Power User Guide

This guide provides an introduction to advanced features in the Pruna package to optimize your models even further. We will cover how to use “Target Modules” to tailor the optimization to your model’s architecture and how to overwrite checks and the induced optimization order when smashing.

Selective Smashing with Target Modules

Some algorithms let you target specific modules in your model via the target_modules parameter. It specifies exactly which parts of the model the algorithm should operate on.

from typing import Dict, List, Literal

TARGET_MODULES_TYPE = Dict[Literal["include", "exclude"], List[str]]

The parameter is a dictionary with two keys, include and exclude, each mapping to a list of pattern strings to match module paths.

A module is targeted if its path in the model matches at least one include pattern and does not match any exclude pattern.

Check out this tutorial notebook to learn more about how to use target_modules.

Pattern Format

Each of the include and exclude lists contains glob patterns, allowing you to match module paths like you would in a file search:

  • * to match any number of characters (e.g., attention.* matches attention.to_q, attention.to_k, etc.)

  • ? to match exactly one character

  • [abc] to match any single character from the set (e.g., to_[qk] matches to_q and to_k)

Default Values

If target_modules is not provided (i.e., None), default values are inferred automatically from the model, configuration and algorithm used.

If a target_modules dictionary is provided but missing either the include or exclude key:

  • Missing include: defaults to ["*"] (considering all modules)

  • Missing exclude: defaults to [] (excluding no modules)

Usage Example target_modules

The following example shows how to use target_modules with the quanto quantizer to target your model’s transformer, excluding the embedding layers.

from pruna import SmashConfig

smash_config = SmashConfig({"quanto": {"target_modules": {
    "include": ["transformer.*"],
    "exclude": ["*embed*"]
}}})

Previewing the Targeted Modules

You can preview the targeted modules by using the expand_list_of_targeted_paths function as shown in the example below:

from transformers import AutoModelForCausalLM
from pruna.config.target_modules import expand_list_of_targeted_paths

model = AutoModelForCausalLM.from_pretrained("HuggingFaceTB/SmolLM2-135M")
target_modules = {
    "include": ["model.layers.[01].*attn.*"],
    "exclude": ["*v_proj"]
}
print(expand_list_of_targeted_paths(target_modules, model))

This will return the list of module paths that match the include and exclude patterns. In this example, the output contains the first two attention modules (model.layers.0.self_attn and model.layers.1.self_attn) and the q_proj, k_proj and o_proj layers inside them.

Note that this will list all modules that match the patterns, although some algorithms may only apply to the linear layers among those.

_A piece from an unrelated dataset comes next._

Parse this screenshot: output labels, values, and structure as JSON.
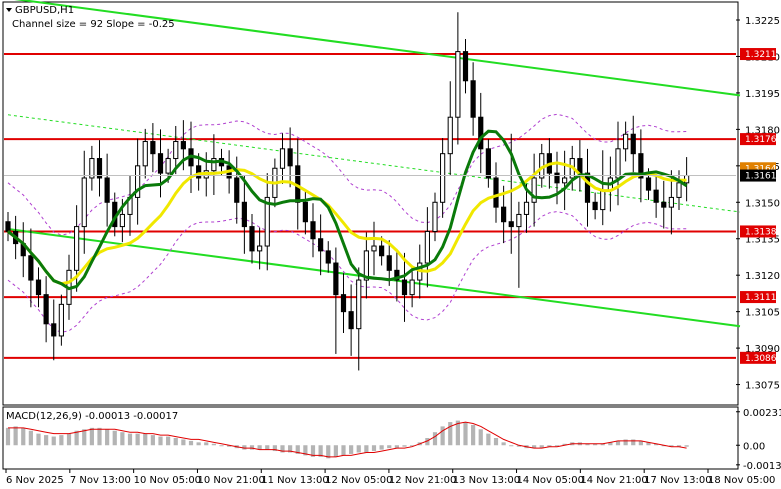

Circumventing Pre-Smash Checks

The experimental=True flag allows you to bypass certain safety checks before smashing your model:

  1. Algorithm Cross-Compatibility: Checks whether active algorithms are compatible with each other

  2. Model Compatibility: Validates that the model type and device are compatible with the selected algorithms

  3. Argument Compatibility: Verifies that required arguments (tokenizer, processor, dataset) are provided for algorithms that need them

Note

Even with experimental=True, basic safety checks are still performed: - Algorithm availability checks - Device consistency checks - Algorithm package availability checks

from pruna import SmashConfig, smash

smash_config = SmashConfig(["quanto"])

smashed_model = smash(
    model=model,
    smash_config=smash_config,
    experimental=True
)

Warning

Setting experimental=True can lead to: - Undefined behavior - Difficult-to-debug errors - Incompatible algorithm combinations - Model instability

Only use this flag when you understand the implications and are prepared to troubleshoot any issues that may arise.

Overwriting the Induced Optimization Order

Some algorithms induce an optimization order on the model. This order is used to determine the order in which the algorithms are applied to the model.

When using multiple algorithms together, Pruna automatically determines the optimal order based on the dependencies and compatibility requirements of each algorithm. This is done through a topological sort of the algorithm dependency graph.

However, in some cases you may want to override this automatic ordering and specify a custom order for your algorithms.

The overwrite_algorithm_order() method allows you to manually specify the order in which algorithms should be applied.

from pruna import SmashConfig, smash

smash_config = SmashConfig(
    ["torchao", "torch_structured", "torch_compile"]
)

# Overwrite the automatic algorithm order
smash_config.overwrite_algorithm_order([
    "torch_structured",  # Apply pruning first
    "torchao",           # Then quantization
    "torch_compile"      # Finally compilation
])

smashed_model = smash(model=model, smash_config=smash_config)

Requirements

When overwriting the algorithm order, you must:

  • Include all active algorithms: The order you provide must contain exactly the same algorithms that are active in your configuration

  • Respect dependencies: You may need to set experimental=True if your custom configuration and order violate algorithm compatibility requirements

Warning

Changing the default algorithm order can lead to unexpected behavior or errors if the algorithms are applied in an incompatible sequence.